Une combinaison simple suffit à reproduire les propriétés mécaniques essentielles

Les résultats montrent que les parois artificielles se comportent de manière remarquablement similaire aux parois cellulaires végétales en régénération.

Dans les deux cas, l’ajout progressif de matière entraîne une augmentation de la rigidité. Le module de « Young effectif » reste ainsi constant à mesure que les parois s’épaississent, ce qui signifie que l’augmentation de la résistance provient de l’ajout de matériau plutôt que d’une modification de son organisation interne. En effet, les capsules synthétiques ne reproduisent pas la complexité structurelle des parois végétales et ne possèdent pas l’organisation très ordonnée des microfibrilles de cellulose, caractéristique des tissus végétaux.

Cette étude remet ainsi en question certaines hypothèses selon lesquelles des liaisons moléculaires spécifiques, par exemple entre le xyloglucane et la cellulose, seraient indispensables à la solidité des parois.

Un nouvel outil pour explorer la mécanique des plantes

Au-delà de ces résultats fondamentaux, les capsules synthétiques constituent un modèle expérimental particulièrement précieux pour la conception bio-inspirée.

De multiples paramètres, souvent difficiles à dissocier, peuvent influencer les propriétés mécaniques des cellules vivantes. Les capsules artificielles permettent alors un contrôle indépendant de chacun de ces paramètres. Les chercheuses et chercheurs disposent ainsi d’une plateforme idéale pour étudier l’influence précise de l’hydratation, de la salinité ou encore de la température, sur les propriétés mécaniques des parois.

Cette approche pourrait contribuer à mieux comprendre comment les plantes contrôlent leur croissance, leur développement ou leur capacité à s’adapter à des environnements contraignants.

Vers de nouveaux matériaux inspirés du vivant

En démontrant que les propriétés mécaniques fondamentales des parois émergent de simples combinaisons de matériaux, cette recherche ouvre la voie à la conception de nouveaux biomatériaux.

Ces futurs matériaux pourraient présenter plusieurs avantages : une grande légèreté associée à une bonne résistance mécanique, une viscoélasticité contrôlée permettant d’absorber les chocs ou les vibrations, ainsi qu’une fabrication relativement simple. De plus, ils reposeraient sur des ressources renouvelables, biodégradables et peu toxiques.

Parmi les applications envisagées figurent des emballages biodégradables à haute résistance mécanique, des composants flexibles pour la robotique souple, des structures architecturales capables de réagir aux variations de leur environnement ou encore des matériaux intelligents dont la rigidité pourrait s’adapter à différents paramètres tels que la température ou l’humidité.

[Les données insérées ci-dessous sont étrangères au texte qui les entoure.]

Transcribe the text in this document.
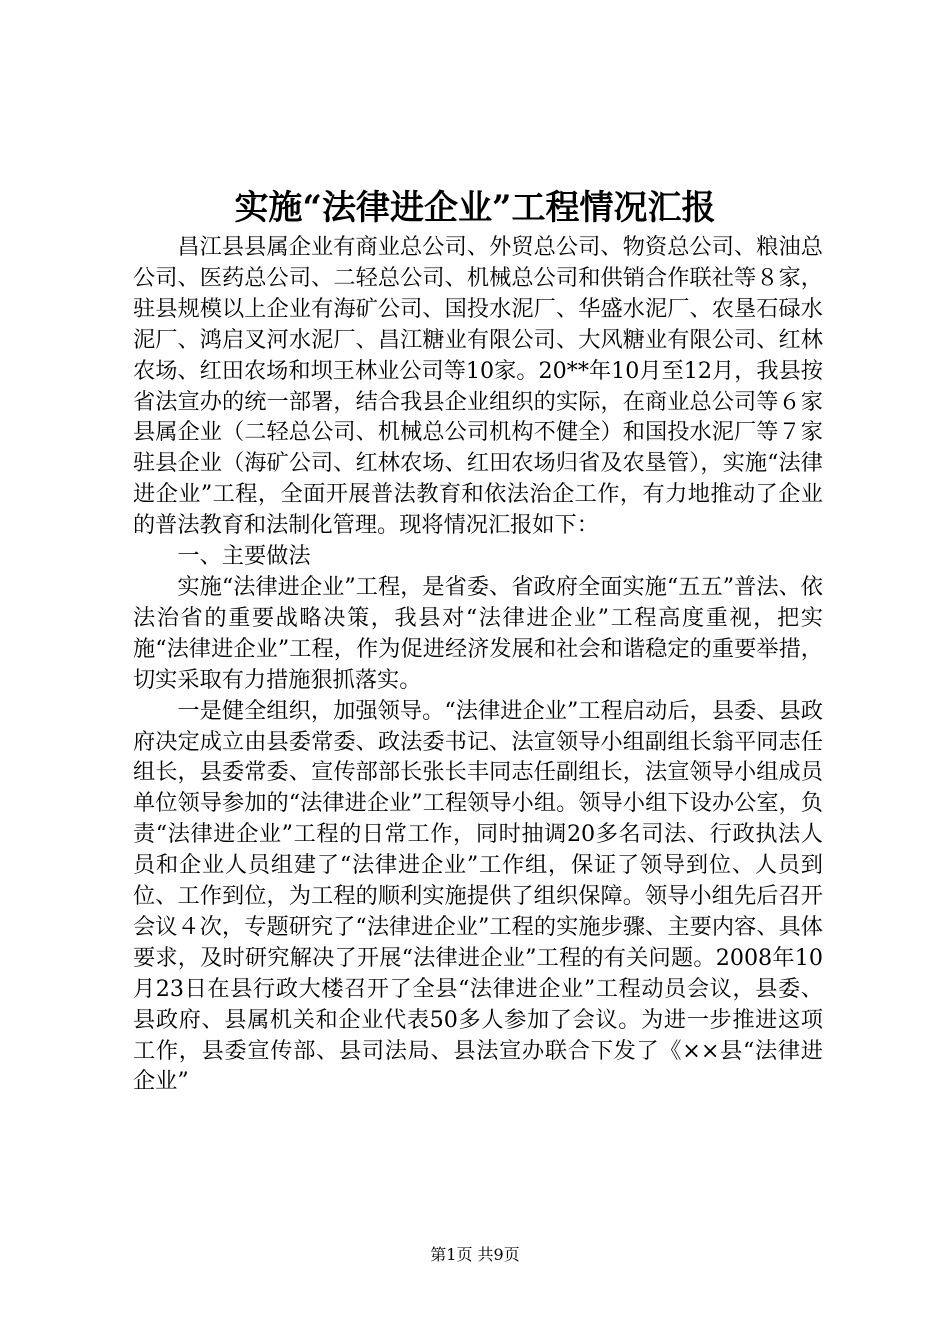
实施“法律进企业”工程情况汇报

昌江县县属企业有商业总公司、外贸总公司、物资总公司、粮油总公司、医药总公司、二轻总公司、机械总公司和供销合作联社等８家，驻县规模以上企业有海矿公司、国投水泥厂、华盛水泥厂、农垦石碌水泥厂、鸿启叉河水泥厂、昌江糖业有限公司、大风糖业有限公司、红林农场、红田农场和坝王林业公司等10家。20**年10月至12月，我县按省法宣办的统一部署，结合我县企业组织的实际，在商业总公司等６家县属企业（二轻总公司、机械总公司机构不健全）和国投水泥厂等７家驻县企业（海矿公司、红林农场、红田农场归省及农垦管），实施“法律进企业”工程，全面开展普法教育和依法治企工作，有力地推动了企业的普法教育和法制化管理。现将情况汇报如下：

一、主要做法

实施“法律进企业”工程，是省委、省政府全面实施“五五”普法、依法治省的重要战略决策，我县对“法律进企业”工程高度重视，把实施“法律进企业”工程，作为促进经济发展和社会和谐稳定的重要举措，切实采取有力措施狠抓落实。

一是健全组织，加强领导。“法律进企业”工程启动后，县委、县政府决定成立由县委常委、政法委书记、法宣领导小组副组长翁平同志任组长，县委常委、宣传部部长张长丰同志任副组长，法宣领导小组成员单位领导参加的“法律进企业”工程领导小组。领导小组下设办公室，负责“法律进企业”工程的日常工作，同时抽调20多名司法、行政执法人员和企业人员组建了“法律进企业”工作组，保证了领导到位、人员到位、工作到位，为工程的顺利实施提供了组织保障。领导小组先后召开会议４次，专题研究了“法律进企业”工程的实施步骤、主要内容、具体要求，及时研究解决了开展“法律进企业”工程的有关问题。2008年10月23日在县行政大楼召开了全县“法律进企业”工程动员会议，县委、县政府、县属机关和企业代表50多人参加了会议。为进一步推进这项工作，县委宣传部、县司法局、县法宣办联合下发了《××县“法律进企业”

第1页 共9页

À l’heure où les enjeux de durabilité et d’adaptabilité deviennent centraux, ces résultats offrent un nouvel exemple de la manière dont le vivant peut inspirer les technologies de demain.

Référence

Synthetic pectin–cellulose nanofiber capsule recapitulates the mechanical properties of a regenerating plant cell wall
Cyril Grandjean, Ravi Shanker, Sarah A. Pfaff, Anran Mao, Jordi Chan, Sophie Asnacios, Atef Asnacios, Sulin Zhang, Daniel J. Cosgrove, Enrico Coen, Anna J. Svagan, Pauline Durand-Smet.